Percent Error Calculator
Percent Error10.00%
Absolute Error1.0000
Percent error measures how far an experimental or measured value lands from a known, accepted, or theoretical value, stated as a percentage of that accepted value. This calculator reports both the absolute error and the percent error, making it a quick check on accuracy in lab work, physics, and engineering measurements.
Formula
percent error = |experimental - theoretical| / |theoretical| × 100
- experimental
- The value you measured or obtained
- theoretical
- The accepted, known, or true value
How it works
- Enter your experimental (measured) value and the theoretical (accepted or true) value.

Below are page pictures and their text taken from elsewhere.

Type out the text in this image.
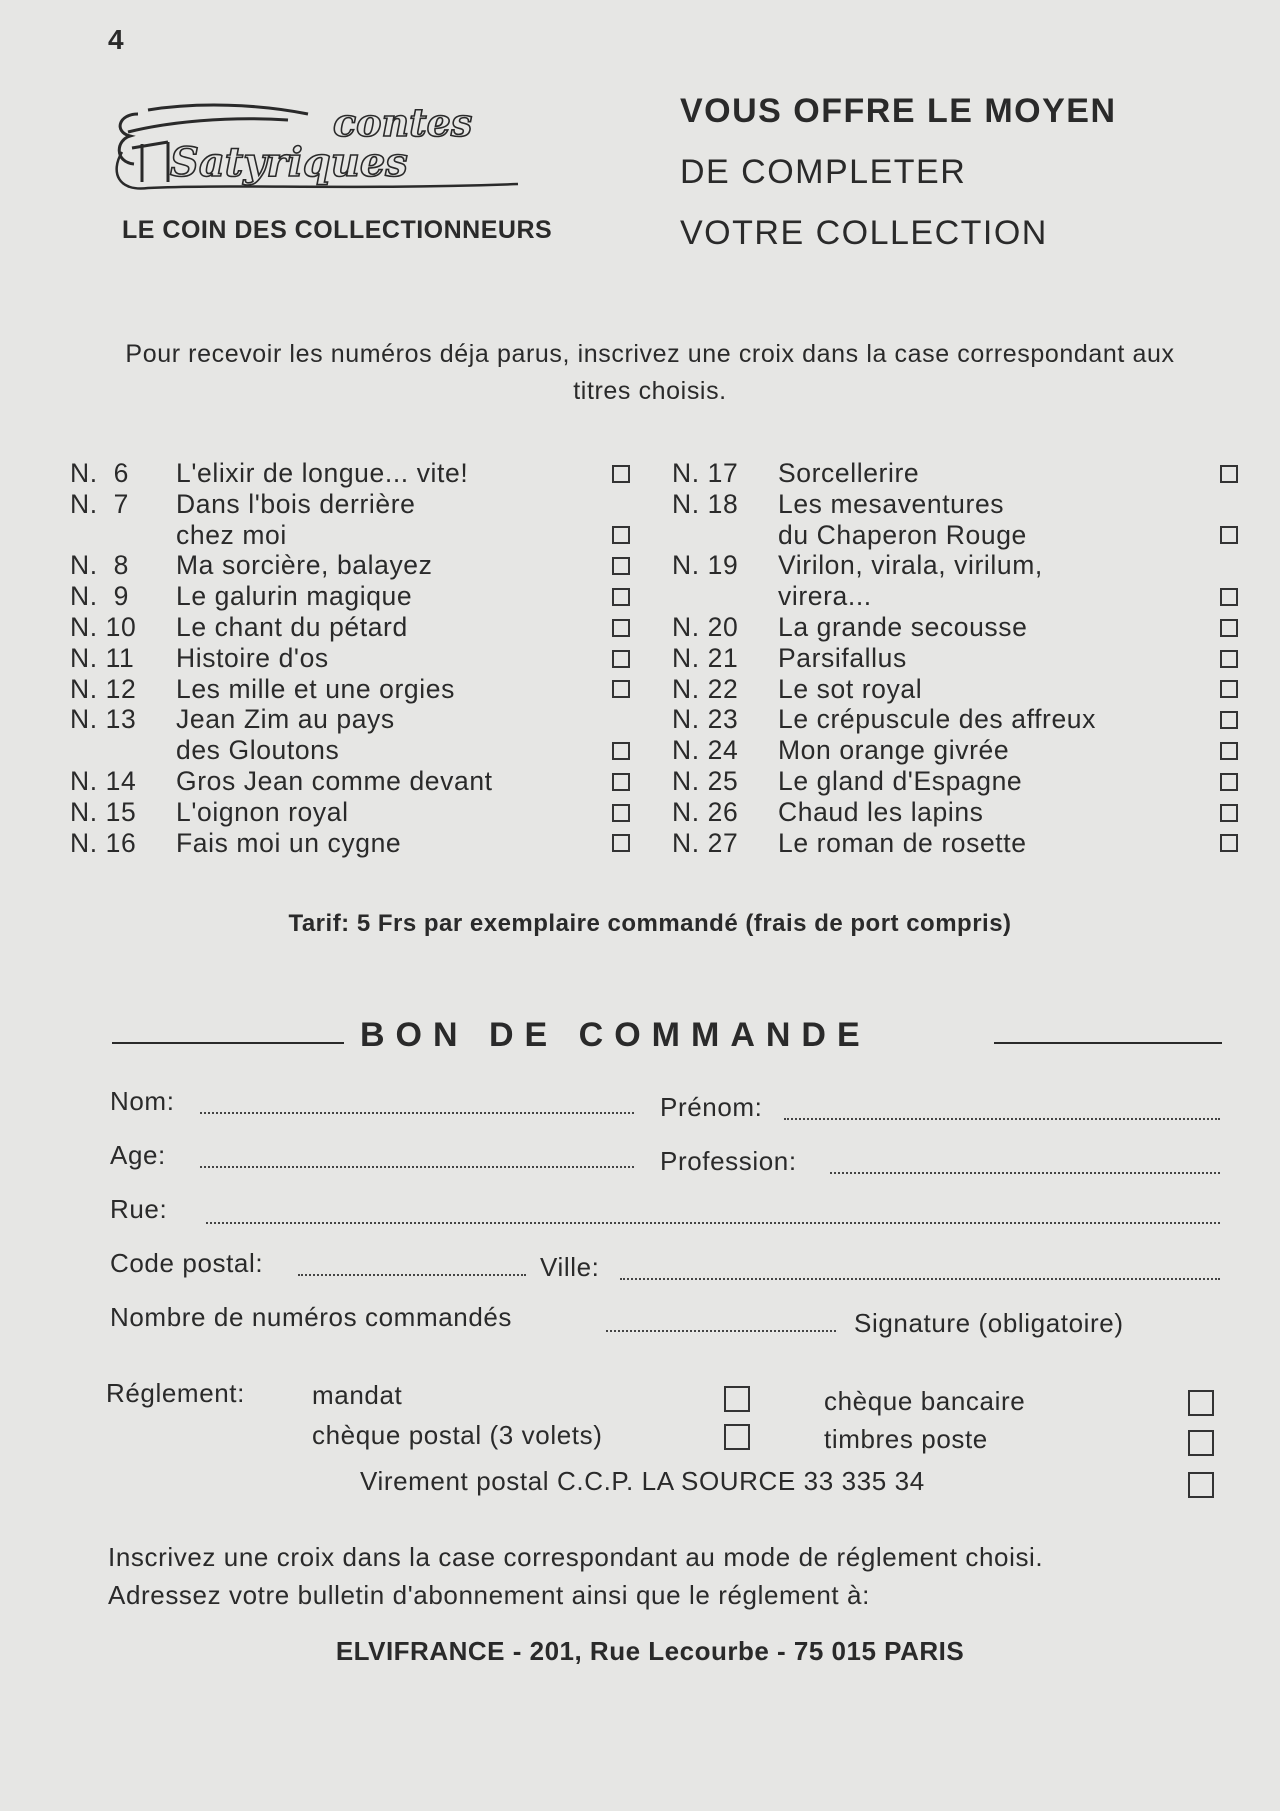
4
contes
Satyriques
LE COIN DES COLLECTIONNEURS
VOUS OFFRE LE MOYEN
DE COMPLETER
VOTRE COLLECTION
Pour recevoir les numéros déja parus, inscrivez une croix dans la case correspondant aux titres choisis.
N.  6	L'elixir de longue... vite!
N.  7	Dans l'bois derrière
chez moi
N.  8	Ma sorcière, balayez
N.  9	Le galurin magique
N. 10	Le chant du pétard
N. 11	Histoire d'os
N. 12	Les mille et une orgies
N. 13	Jean Zim au pays
des Gloutons
N. 14	Gros Jean comme devant
N. 15	L'oignon royal
N. 16	Fais moi un cygne
N. 17	Sorcellerire
N. 18	Les mesaventures
du Chaperon Rouge
N. 19	Virilon, virala, virilum,
virera...
N. 20	La grande secousse
N. 21	Parsifallus
N. 22	Le sot royal
N. 23	Le crépuscule des affreux
N. 24	Mon orange givrée
N. 25	Le gland d'Espagne
N. 26	Chaud les lapins
N. 27	Le roman de rosette
Tarif: 5 Frs par exemplaire commandé (frais de port compris)
BON DE COMMANDE
Nom:	Prénom:
Age:	Profession:
Rue:
Code postal:	Ville:
Nombre de numéros commandés	Signature (obligatoire)
Réglement:	mandat	chèque bancaire
chèque postal (3 volets)	timbres poste
Virement postal C.C.P. LA SOURCE 33 335 34
Inscrivez une croix dans la case correspondant au mode de réglement choisi.
Adressez votre bulletin d'abonnement ainsi que le réglement à:
ELVIFRANCE - 201, Rue Lecourbe - 75 015 PARIS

- The calculator finds the absolute error as the absolute difference between the two, then divides that by the theoretical value and multiplies by 100 to get the percent error. The result is always reported as a positive percentage.
Worked example
A student measures gravitational acceleration as 9.8 m/s² against the accepted value of 9.81 m/s².
- Absolute error = |9.8 - 9.81| = 0.01.
- Divide by the theoretical value: 0.01 / 9.81 = 0.0010194.
- Multiply by 100: 0.0010194 × 100 = 0.10194%.
Percent error ≈ 0.10%, with an absolute error of 0.01 m/s².
Frequently asked questions
- Is percent error always positive?
- Yes. This calculator takes the absolute value of the difference, so the percent error is reported as a positive number regardless of whether the measurement was above or below the accepted value.
- What is the difference between absolute error and percent error?
- Absolute error is the raw size of the difference between the measured and accepted values, in the original units. Percent error scales that difference relative to the accepted value, so it can be compared across measurements of different magnitudes.
- What happens if the theoretical value is zero?
- Percent error is undefined when the accepted value is zero because you cannot divide by it. This calculator returns a percent error of 0 in that case and still reports the absolute error so the difference is not lost.